“Tucker Hipps Transparency Act” is the popular name of a South Carolina law in the news. 2016 S.C. Act No. 265. Read more about who Tucker Hipps was and how his name became associated with this legislative act in The State, The Post and Courier, and the The Chronicle of Higher Education.
Highlights of the Act
The act is an attempt to address hazing and other misconduct by fraternities and sororities. It requires all universities in the state to keep records of student-conduct violations. S.C. Code Ann. § 59-101-210(A)(1).

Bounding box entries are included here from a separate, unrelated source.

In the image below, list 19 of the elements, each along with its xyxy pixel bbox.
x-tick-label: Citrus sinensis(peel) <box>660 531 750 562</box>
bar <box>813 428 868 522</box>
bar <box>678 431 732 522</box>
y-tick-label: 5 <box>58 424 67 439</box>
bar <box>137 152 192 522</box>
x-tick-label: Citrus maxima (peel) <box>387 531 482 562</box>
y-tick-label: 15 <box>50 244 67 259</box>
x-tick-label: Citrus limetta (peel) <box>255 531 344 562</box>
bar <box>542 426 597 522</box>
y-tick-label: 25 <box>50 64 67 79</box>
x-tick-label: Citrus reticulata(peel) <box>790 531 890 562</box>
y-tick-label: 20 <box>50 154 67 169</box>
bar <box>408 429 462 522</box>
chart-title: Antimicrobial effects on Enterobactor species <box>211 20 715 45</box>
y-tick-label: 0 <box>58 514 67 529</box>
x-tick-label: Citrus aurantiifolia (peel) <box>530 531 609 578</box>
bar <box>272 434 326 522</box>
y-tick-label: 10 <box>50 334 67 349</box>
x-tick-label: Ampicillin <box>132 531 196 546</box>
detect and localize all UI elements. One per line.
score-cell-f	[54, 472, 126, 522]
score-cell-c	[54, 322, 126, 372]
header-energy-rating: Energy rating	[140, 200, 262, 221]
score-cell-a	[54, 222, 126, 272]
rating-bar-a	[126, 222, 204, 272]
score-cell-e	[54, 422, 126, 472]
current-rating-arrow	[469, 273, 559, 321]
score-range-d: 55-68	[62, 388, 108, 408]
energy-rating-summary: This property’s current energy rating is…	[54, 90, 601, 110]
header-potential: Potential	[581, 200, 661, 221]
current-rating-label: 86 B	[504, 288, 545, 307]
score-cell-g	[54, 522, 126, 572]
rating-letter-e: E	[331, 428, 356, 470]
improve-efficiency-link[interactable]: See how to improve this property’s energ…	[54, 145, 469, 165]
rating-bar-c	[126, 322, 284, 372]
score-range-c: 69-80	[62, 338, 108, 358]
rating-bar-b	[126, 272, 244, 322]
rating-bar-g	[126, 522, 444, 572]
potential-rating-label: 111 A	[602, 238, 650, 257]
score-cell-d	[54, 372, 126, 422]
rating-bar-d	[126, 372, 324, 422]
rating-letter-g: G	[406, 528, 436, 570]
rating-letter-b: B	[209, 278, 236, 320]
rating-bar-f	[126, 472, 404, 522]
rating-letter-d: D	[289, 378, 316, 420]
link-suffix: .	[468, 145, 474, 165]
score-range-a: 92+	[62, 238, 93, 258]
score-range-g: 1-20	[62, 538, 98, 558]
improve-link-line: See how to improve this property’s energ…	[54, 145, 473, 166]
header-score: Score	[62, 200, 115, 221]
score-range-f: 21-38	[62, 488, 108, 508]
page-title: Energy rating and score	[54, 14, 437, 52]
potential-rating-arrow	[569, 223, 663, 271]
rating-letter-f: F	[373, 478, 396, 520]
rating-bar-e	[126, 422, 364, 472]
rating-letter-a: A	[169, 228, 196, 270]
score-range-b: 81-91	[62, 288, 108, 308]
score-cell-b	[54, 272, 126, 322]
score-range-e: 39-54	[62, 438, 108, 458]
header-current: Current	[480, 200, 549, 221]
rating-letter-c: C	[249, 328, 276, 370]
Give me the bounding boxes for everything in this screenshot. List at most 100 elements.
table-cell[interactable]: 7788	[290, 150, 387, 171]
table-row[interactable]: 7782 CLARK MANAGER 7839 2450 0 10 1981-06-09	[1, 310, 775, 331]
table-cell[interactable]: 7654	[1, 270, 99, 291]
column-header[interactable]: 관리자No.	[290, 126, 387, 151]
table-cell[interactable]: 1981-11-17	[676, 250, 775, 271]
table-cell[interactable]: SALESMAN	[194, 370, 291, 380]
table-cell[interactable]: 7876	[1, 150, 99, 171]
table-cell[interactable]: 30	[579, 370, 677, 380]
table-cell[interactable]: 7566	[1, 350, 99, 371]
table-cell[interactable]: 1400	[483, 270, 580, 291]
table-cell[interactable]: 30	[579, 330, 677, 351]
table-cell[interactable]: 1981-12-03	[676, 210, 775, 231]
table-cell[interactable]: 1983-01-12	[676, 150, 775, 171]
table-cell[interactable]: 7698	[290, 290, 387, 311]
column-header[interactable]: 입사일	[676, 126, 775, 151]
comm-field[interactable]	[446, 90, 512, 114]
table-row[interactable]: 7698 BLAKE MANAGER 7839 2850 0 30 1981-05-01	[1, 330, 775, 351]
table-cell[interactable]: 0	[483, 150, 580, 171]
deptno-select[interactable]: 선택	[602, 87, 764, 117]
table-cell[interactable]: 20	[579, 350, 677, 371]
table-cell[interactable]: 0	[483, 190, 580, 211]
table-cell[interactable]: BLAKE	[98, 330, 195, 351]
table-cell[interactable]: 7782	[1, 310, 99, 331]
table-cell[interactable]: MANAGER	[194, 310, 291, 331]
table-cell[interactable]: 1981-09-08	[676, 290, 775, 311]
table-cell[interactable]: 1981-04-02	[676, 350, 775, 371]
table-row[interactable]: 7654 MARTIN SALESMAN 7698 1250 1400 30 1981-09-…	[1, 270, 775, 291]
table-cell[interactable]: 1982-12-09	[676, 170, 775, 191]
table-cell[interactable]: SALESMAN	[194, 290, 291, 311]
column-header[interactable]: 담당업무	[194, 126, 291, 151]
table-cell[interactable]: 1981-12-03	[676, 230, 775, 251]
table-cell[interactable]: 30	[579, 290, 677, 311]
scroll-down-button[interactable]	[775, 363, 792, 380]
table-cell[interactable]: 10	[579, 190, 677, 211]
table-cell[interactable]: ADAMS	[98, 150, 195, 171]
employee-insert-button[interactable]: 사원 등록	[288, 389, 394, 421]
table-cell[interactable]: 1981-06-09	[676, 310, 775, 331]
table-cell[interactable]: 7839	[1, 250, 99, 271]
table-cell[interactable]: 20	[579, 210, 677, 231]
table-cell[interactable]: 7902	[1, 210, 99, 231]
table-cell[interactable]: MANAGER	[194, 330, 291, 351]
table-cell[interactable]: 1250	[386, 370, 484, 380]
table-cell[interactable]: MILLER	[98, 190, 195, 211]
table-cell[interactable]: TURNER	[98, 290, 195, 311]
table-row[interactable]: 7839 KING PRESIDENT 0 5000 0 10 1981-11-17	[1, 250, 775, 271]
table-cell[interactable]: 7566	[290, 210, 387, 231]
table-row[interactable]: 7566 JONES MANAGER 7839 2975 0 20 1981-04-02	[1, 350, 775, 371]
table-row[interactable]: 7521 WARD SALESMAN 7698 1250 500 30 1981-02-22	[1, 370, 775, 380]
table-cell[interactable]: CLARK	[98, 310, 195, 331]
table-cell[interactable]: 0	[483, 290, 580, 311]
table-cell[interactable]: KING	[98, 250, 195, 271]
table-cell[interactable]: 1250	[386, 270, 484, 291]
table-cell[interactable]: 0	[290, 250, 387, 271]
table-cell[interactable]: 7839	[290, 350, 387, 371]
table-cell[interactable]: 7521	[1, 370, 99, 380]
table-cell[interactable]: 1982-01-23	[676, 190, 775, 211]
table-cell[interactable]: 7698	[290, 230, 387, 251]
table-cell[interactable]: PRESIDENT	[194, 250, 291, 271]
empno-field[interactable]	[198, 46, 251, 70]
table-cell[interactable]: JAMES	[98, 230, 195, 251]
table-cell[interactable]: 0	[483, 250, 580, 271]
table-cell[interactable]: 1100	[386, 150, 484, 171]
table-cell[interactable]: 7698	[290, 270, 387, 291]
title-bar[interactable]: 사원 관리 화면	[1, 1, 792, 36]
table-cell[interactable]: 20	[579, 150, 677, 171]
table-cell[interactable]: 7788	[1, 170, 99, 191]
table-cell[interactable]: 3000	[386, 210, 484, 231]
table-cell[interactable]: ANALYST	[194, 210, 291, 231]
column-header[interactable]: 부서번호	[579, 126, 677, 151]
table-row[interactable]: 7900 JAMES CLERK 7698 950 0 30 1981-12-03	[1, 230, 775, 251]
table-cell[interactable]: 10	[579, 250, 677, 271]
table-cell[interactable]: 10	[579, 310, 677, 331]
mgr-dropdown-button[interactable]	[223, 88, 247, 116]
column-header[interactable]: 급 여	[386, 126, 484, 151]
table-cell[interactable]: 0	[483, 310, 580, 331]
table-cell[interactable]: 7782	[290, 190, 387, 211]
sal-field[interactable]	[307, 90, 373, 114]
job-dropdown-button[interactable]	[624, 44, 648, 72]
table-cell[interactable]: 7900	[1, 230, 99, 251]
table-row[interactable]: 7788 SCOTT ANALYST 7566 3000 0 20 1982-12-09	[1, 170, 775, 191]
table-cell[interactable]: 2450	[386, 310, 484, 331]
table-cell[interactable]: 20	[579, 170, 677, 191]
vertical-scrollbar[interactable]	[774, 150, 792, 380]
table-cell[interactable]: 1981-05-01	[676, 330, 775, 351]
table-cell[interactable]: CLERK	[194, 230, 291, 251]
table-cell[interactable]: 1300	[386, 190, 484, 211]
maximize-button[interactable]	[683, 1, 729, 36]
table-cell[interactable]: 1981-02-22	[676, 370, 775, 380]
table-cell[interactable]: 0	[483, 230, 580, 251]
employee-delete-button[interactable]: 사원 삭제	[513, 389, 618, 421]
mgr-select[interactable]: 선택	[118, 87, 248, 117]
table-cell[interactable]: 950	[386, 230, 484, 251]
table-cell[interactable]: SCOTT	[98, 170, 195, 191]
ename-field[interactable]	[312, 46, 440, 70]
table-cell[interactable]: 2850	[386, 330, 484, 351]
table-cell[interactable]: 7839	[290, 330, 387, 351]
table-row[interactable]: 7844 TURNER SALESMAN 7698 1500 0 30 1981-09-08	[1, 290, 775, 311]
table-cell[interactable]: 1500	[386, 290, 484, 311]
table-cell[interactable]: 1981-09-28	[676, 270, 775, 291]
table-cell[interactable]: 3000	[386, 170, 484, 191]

According to the Chronicle, several universities had already been doing this recordkeeping, but the law provides new specifications as to what information the records must contain, where the reports must be sent and posted, and how often the reports must be updated.
For instance, the act requires universities to publish reports of student-conduct violations in a “prominent location,” S.C. Code Ann. § 59-101-210(A)(6), on the university’s website and to provide a printed handout at student orientation, S.C. Code Ann. § 59-101-210(A)(7), with the web address of the report. As one example, the University of South Carolina publishes its report on the Organizational Student Conduct page.
Legal Research Perspective
Note the federal and state laws referenced in the text of the act. Law students, consider how this new state law (the Tucker Hipps Transparency Act) relates in different ways to an existing federal law (FERPA) and an existing state law (the South Carolina Freedom of Information Act).
Note also that the act expires June 9, 2019 if not extended or reenacted by the legislature. Advance warning to lawyers of the future: update your research by checking whether the legislature extends or reenacts the act, or lets it expire.